Sheikh Jaber al Ahmad al Sabah , the late Emir of Kuwait, was the emir of critical moments. In a region like the Persian Gulf, times have been critical for almost forty years. The region has not known tranquility but has witnessed greed, scorn and conspiracy. Unfortunately, the damage from all these stages, until the present day, has come from the inhabitants of the region, under different names and slogans.
Sheikh Jaber, God bless his soul, almost brought about his own destruction because he supported Saddam Hussein’s Iraq and almost died when Saddam invaded Kuwait in 1990. These were Sheikh Jaber’s most difficult moments, after his state, not only his rule, had vanished. However, his firm stance and the support of his people led to the cohesiveness of Kuwait under the oppressive occupation and its acceptance of injustice from its neighbors in Baghdad and a few Arab countries. We all recall how United Nations member countries gave the late Emir a standing ovation in respect and appreciation for him and his country, affirming their support for his nation and its legitimacy.
The late Sheikh’s wisdom manifested itself in his refusal to postpone solving pressing problems under any pretext.
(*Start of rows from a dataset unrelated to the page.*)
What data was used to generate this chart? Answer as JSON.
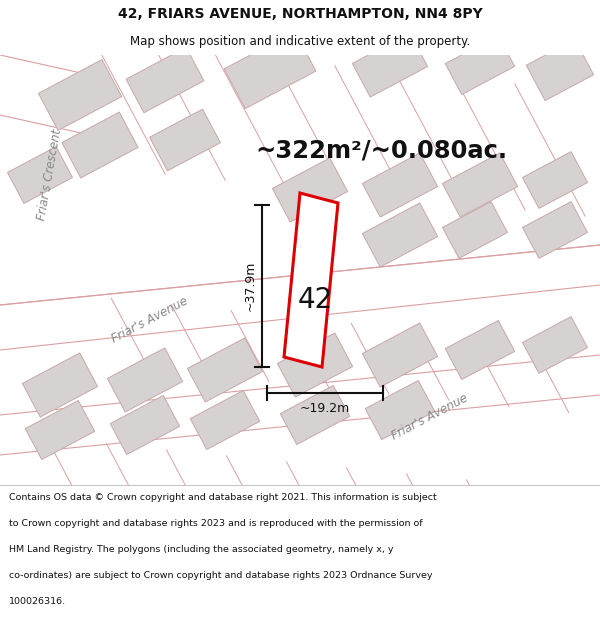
{
  "title_line1": "42, FRIARS AVENUE, NORTHAMPTON, NN4 8PY",
  "title_line2": "Map shows position and indicative extent of the property.",
  "area_text": "~322m²/~0.080ac.",
  "dim_width": "~19.2m",
  "dim_height": "~37.9m",
  "property_label": "42",
  "footer_lines": [
    "Contains OS data © Crown copyright and database right 2021. This information is subject",
    "to Crown copyright and database rights 2023 and is reproduced with the permission of",
    "HM Land Registry. The polygons (including the associated geometry, namely x, y",
    "co-ordinates) are subject to Crown copyright and database rights 2023 Ordnance Survey",
    "100026316."
  ],
  "map_bg": "#f2eeee",
  "road_color": "#ffffff",
  "building_color": "#d6d2d2",
  "building_edge": "#c8a8a8",
  "red_line_color": "#dd0000",
  "pink_line_color": "#daa0a0",
  "property_fill": "#ffffff",
  "dim_line_color": "#111111",
  "text_color": "#111111",
  "road_label_color": "#888888",
  "area_text_color": "#111111"
}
The excuses were undoubtedly clear, especially after the return of Kuwait to its people and the continued reign of Saddam, a stone’s throw away form Kuwait. Sheikh Jaber did not want Kuwait to delay its projects because the enemy was lurking. Instead, he continued to take decisions that consolidated the democratic process in Kuwait and the respect of the constitution. He did not die until he had remedied the ill which the Kuwaiti democracy had suffered from, namely giving women their political rights. The Emir did not allow his poor health to dissuade him from realizing this wish.
The late Sheikh’s strength was evident in his calmness. Despite the multiple crises in Kuwait and elsewhere, he did not become gloomy or bad tempered in his decisions and interventions in Kuwaiti political life. I used to always joke with my Kuwaiti friends and say, “God help your rulers, you and the Lebanese complain so often, despite both countries being so small.” Laughing, they would reply, “Our sheikhs are one of us. If they did not put up with us, who will?”
About eighteen months ago, on an official visit to Kuwait, I received the agenda for the trip. One of the security guards escorting us warned us that we needed to sleep early because our convoy would depart early the next morning, no later than at 7:30 am ! I asked him why this early schedule? He replied that our meeting with Sheikh Jaber was scheduled for 8am. Indeed, we left with the official delegation and met the Emir at 8 am. That day, he spoke about Kuwaiti-Saudi relations and recalled the time he spent with the late King Fahd Bin Abdulaziz in Saudi Arabia.
Afterwards, I asked why the meeting was held so early. I was told that the Emir started his day at dawn and spent sometime in the garden surrounding his residence, cutting flowers and taking care of his plants. Afterwards, he started his official duties and would sleep very early. God Bless Jaber al Ahmad al Sabah.